A terapia sexual pode ajudar quando há ansiedade de desempenho, pressão para ejacular, evitamento, dificuldade em comunicar desejos ou padrão de excitação muito específico. Uma abordagem comum é retirar temporariamente a obrigação da ejaculação — o casal aprende a recuperar prazer, toque, excitação e intimidade sem transformar a relação sexual numa prova. Também pode ser trabalhado o recondicionamento masturbatório, quando o homem se habituou a um tipo de estimulação muito específico. O objetivo é alargar gradualmente as formas de estímulo que o corpo reconhece como excitantes.

Psicoterapia HBM e terapia de casal

A Psicoterapia HBM pode ajudar quando a ejaculação retardada está ligada a fatores emocionais como ansiedade, vergonha, culpa, medo de falhar, necessidade de controlo, dificuldade em entregar-se ao prazer, educação sexual rígida, experiências anteriores marcantes ou insegurança na relação. A intervenção procura perceber que emoções, memórias, medos ou padrões relacionais estão associados ao bloqueio. Quando o problema já criou mágoa, insegurança ou distância, a terapia de casal pode ser importante para falar sobre sexo sem culpa, desmontar interpretações erradas e reconstruir confiança. A Psicoterapia HBM pode ser útil em articulação com terapia sexual ou avaliação médica, mas não substitui urologia, endocrinologia ou revisão de medicação quando existem causas físicas.

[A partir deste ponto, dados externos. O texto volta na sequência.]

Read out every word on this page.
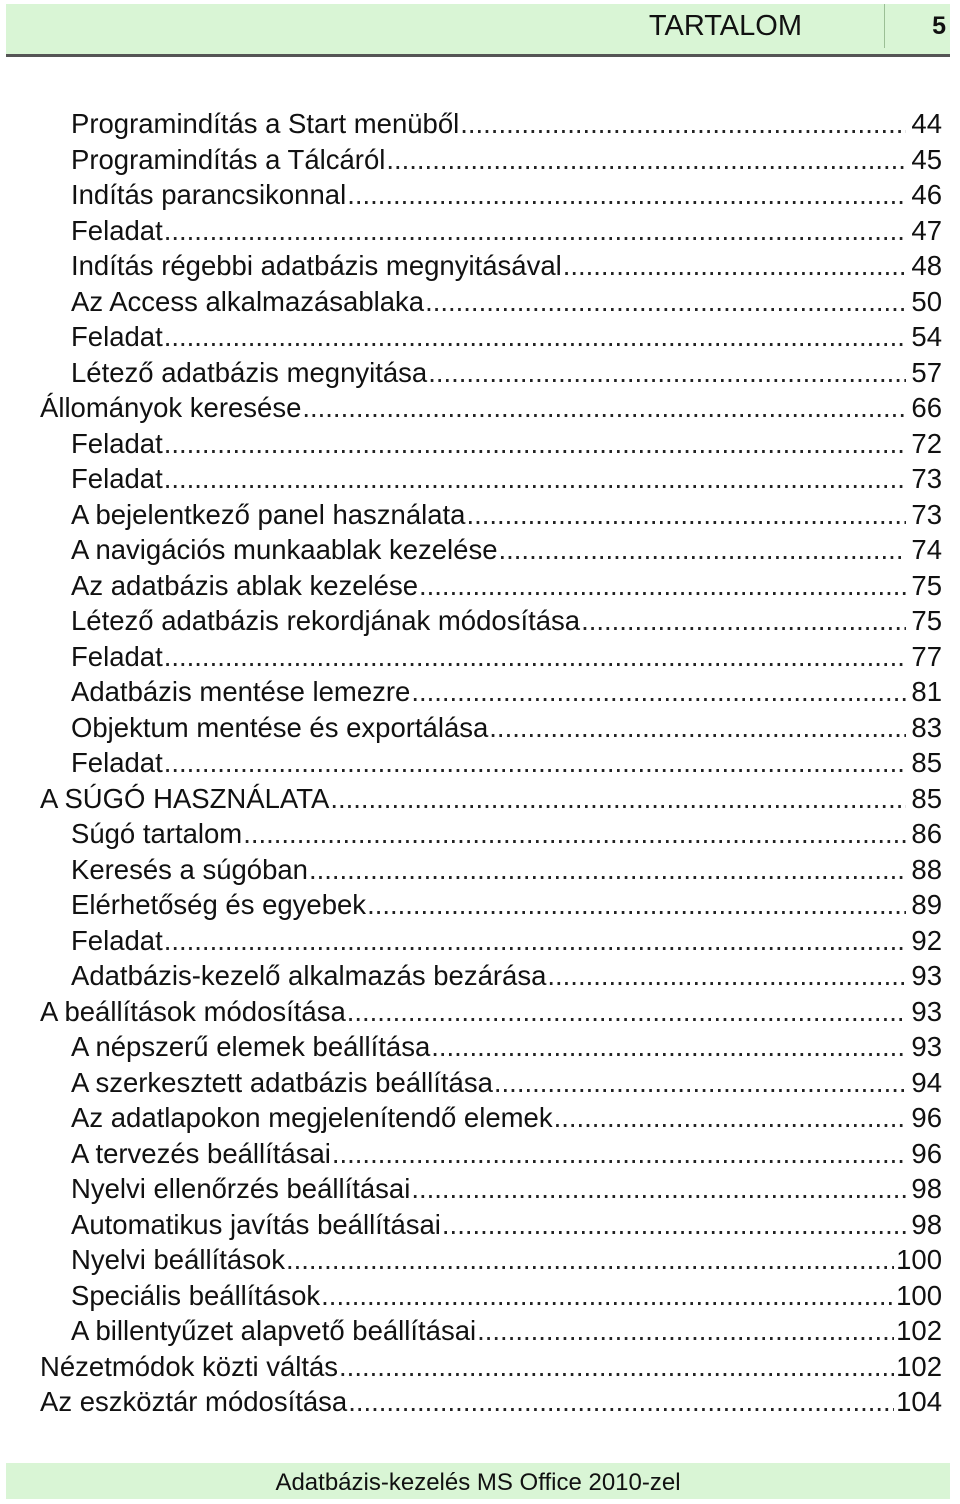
TARTALOM	5
Programindítás a Start menüből .....	44
Programindítás a Tálcáról .....	45
Indítás parancsikonnal .....	46
Feladat .....	47
Indítás régebbi adatbázis megnyitásával .....	48
Az Access alkalmazásablaka .....	50
Feladat .....	54
Létező adatbázis megnyitása .....	57
Állományok keresése .....	66
Feladat .....	72
Feladat .....	73
A bejelentkező panel használata .....	73
A navigációs munkaablak kezelése .....	74
Az adatbázis ablak kezelése .....	75
Létező adatbázis rekordjának módosítása .....	75
Feladat .....	77
Adatbázis mentése lemezre .....	81
Objektum mentése és exportálása .....	83
Feladat .....	85
A SÚGÓ HASZNÁLATA .....	85
Súgó tartalom .....	86
Keresés a súgóban .....	88
Elérhetőség és egyebek .....	89
Feladat .....	92
Adatbázis-kezelő alkalmazás bezárása .....	93
A beállítások módosítása .....	93
A népszerű elemek beállítása .....	93
A szerkesztett adatbázis beállítása .....	94
Az adatlapokon megjelenítendő elemek .....	96
A tervezés beállításai .....	96
Nyelvi ellenőrzés beállításai .....	98
Automatikus javítás beállításai .....	98
Nyelvi beállítások .....	100
Speciális beállítások .....	100
A billentyűzet alapvető beállításai .....	102
Nézetmódok közti váltás .....	102
Az eszköztár módosítása .....	104
Adatbázis-kezelés MS Office 2010-zel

Como Lidar com a Ejaculação Retardada no Casal

A primeira mudança importante é retirar a ideia de que a relação sexual tem de acabar com ejaculação. Quando a ejaculação se torna obrigação, aumenta a pressão e o bloqueio tende a piorar. O casal pode combinar que a intimidade não será medida apenas pelo orgasmo masculino. Também é importante falar com honestidade — fingir orgasmo, evitar sexo ou esconder frustração pode criar distância. Em alguns casais, pode ajudar limitar o tempo de penetração para evitar dor, fricção e exaustão. Quando o casal está a tentar engravidar, a situação pode tornar-se ainda mais pressionante, sendo importante procurar ajuda mais cedo.

Mitos e Verdades

MitoVerdade
Se ele não ejacula, é porque não sente atração.Pode haver desejo e excitação, mas a ejaculação estar bloqueada por fatores físicos, medicamentosos, emocionais ou comportamentais.
Durar muito tempo é sempre bom.Quando o homem não consegue ejacular, pode haver exaustão, dor, frustração e sofrimento.
É sempre psicológico.Pode ser psicológico, mas também pode estar ligado a medicamentos, diabetes, alterações hormonais ou doenças neurológicas.
A masturbação é sempre a causa.Pode contribuir em alguns casos, mas não explica todas as situações.
Não há tratamento.Há várias abordagens: revisão médica, terapia sexual, psicoterapia, terapia de casal e tratamento de causas físicas.
A parceira ou parceiro tem culpa.A ejaculação retardada raramente se explica por culpa de alguém. Deve ser compreendida e tratada sem acusações.

Quando Procurar Ajuda

Deve procurar ajuda quando a dificuldade em ejacular se repete durante vários meses, causa sofrimento, interfere com a relação ou faz com que o homem comece a evitar sexo. A avaliação é especialmente importante se a ejaculação retardada surgiu depois de iniciar ou alterar medicação, se existe diabetes, doença neurológica, cirurgia pélvica, alterações hormonais, consumo excessivo de álcool, infertilidade ou ausência de ejaculação em qualquer contexto. Também deve procurar ajuda quando o problema está a gerar dor física, frustração intensa, conflitos no casal, sentimentos de rejeição ou pressão para engravidar. Com avaliação adequada, revisão de medicação, terapia sexual, Psicoterapia HBM e terapia de casal quando necessário, é possível recuperar prazer, comunicação e confiança na intimidade.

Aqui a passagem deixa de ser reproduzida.